Company Profile
Slater Endoscopy, LLC is a medical device company that designs and manufactures minimally invasive flexible endoscopic devices. The Company and facility is located in a lite-industrial area of Miami Lakes Florida (NW side of Miami proper) and is home to a number of medical device companies. The approximately 21,000 square-foot facility includes office, engineering, manufacturing, and clean room assembly space.
The company’s first innovative product offering is the Ensizor™ Endoscopic Scissors with Edge-Flex™ technology, used for the cutting and dissecting of tissue during flexible endoscopic procedures.

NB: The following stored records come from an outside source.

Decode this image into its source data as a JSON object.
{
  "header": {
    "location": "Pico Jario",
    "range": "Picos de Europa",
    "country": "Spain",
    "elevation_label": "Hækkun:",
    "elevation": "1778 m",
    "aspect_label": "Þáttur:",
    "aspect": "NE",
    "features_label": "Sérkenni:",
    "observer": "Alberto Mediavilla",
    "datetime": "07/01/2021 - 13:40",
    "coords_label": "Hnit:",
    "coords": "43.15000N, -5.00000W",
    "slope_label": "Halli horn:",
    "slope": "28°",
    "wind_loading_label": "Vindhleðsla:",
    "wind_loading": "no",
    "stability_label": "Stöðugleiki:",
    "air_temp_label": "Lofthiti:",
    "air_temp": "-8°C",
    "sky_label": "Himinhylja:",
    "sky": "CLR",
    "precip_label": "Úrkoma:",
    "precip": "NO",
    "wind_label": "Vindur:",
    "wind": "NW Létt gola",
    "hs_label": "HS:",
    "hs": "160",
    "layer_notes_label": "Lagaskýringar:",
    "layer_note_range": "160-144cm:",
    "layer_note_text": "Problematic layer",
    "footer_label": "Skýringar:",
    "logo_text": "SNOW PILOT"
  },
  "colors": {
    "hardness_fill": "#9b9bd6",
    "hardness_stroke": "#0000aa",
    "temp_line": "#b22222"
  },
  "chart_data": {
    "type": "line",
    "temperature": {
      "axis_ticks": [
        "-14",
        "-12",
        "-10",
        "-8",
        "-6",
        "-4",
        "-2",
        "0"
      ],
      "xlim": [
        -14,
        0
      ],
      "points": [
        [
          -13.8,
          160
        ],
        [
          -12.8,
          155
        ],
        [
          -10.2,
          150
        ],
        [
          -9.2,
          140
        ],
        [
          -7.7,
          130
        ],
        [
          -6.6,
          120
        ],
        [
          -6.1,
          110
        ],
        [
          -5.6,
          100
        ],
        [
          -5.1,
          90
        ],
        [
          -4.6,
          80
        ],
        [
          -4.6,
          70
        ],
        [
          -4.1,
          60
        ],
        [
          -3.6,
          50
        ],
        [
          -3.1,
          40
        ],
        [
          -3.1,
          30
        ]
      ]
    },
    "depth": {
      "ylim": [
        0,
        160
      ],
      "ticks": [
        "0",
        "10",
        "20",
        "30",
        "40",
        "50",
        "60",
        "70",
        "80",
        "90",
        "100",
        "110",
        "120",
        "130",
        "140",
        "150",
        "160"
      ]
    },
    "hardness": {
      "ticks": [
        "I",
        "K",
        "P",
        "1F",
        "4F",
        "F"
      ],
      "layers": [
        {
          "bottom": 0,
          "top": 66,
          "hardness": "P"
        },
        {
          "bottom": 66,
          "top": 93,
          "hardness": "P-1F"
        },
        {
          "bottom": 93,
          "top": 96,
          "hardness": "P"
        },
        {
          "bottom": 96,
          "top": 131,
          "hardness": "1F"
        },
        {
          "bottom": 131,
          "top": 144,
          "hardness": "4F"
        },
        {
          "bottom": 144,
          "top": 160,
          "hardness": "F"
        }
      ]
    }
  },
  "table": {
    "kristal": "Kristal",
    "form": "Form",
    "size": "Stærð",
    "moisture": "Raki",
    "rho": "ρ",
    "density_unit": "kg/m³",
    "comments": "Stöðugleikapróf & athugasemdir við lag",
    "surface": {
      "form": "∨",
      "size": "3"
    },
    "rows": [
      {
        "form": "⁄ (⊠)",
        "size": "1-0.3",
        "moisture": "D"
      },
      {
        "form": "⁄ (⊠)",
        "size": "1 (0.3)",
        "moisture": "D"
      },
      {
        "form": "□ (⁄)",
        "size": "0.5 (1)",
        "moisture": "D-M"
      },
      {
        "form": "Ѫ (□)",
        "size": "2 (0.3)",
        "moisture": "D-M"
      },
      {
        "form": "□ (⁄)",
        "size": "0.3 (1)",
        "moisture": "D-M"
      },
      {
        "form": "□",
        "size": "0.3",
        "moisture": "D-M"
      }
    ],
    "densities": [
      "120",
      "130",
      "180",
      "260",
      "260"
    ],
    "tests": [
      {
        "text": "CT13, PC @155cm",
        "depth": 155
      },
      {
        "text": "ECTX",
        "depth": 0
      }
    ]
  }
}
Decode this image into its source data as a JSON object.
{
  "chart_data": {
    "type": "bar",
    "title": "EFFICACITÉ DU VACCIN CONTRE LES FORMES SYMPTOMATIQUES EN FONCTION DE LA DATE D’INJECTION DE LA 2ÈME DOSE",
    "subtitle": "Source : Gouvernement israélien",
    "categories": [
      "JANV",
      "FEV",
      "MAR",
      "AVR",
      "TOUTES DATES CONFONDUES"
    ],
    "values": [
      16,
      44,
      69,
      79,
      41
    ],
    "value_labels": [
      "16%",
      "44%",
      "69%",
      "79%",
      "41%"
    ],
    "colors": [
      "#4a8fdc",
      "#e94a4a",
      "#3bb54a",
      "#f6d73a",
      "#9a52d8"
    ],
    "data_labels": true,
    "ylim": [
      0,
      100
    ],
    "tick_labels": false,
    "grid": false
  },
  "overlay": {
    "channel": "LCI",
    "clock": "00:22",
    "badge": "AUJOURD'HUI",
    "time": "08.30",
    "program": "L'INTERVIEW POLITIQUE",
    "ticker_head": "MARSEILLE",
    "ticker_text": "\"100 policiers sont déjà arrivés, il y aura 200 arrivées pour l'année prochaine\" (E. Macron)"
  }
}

The design of the Ensizor™ is actually two components assembled together to make a single “blade assembly”. There is a thicker, stiffer blade (the “blade armature”) that is part of the devices’ mechanism chain and also serves as a support/mounting place for a much thinner, more flexible blade that does the cutting, the “cutting blade”. The necessary cutting ability AND the blade preload is accomplished by this component only. When mated with its opposing blade assembly, each cutting blade automatically imparts a force vector that runs laterally from its mounting point on the blade armature, across to its cutting edge. This laterally generated force is made possible by the cutting blade itself effectively being a “leaf spring” having its own inherent springiness. The action brought about by this design is majorly independent of limitations caused by any other component’s position, quality, part tolerance or assembly stack-ups. This invention represents the next evolutionary step for scissors.
An endoscopic surgeon truly has had no availability of a surgically-ready flexible endoscopic scissors. The reason for this is non-obvious to all but those with a personal history of design and development of laparoscopic or endoscopic scissors, this being a very small number of designers. All of the technology that one would see in the patent literature on endoscopic (99.99% are ridged Laparoscopic units) scissors are teachings on the mechanics of every part of the device with the exception of the cutting blade(s) themselves. Suffice it to say that it has been impossible to design a flexible endoscopic scissors that have exemplary cutting performance, great position-ability and tactile feel yet are inexpensive enough to manufacture so they can be profitably sold into the disposable medical device market. Using the intellectual property that Slater Endoscopy has exclusive rights to, these limitations have been surpassed.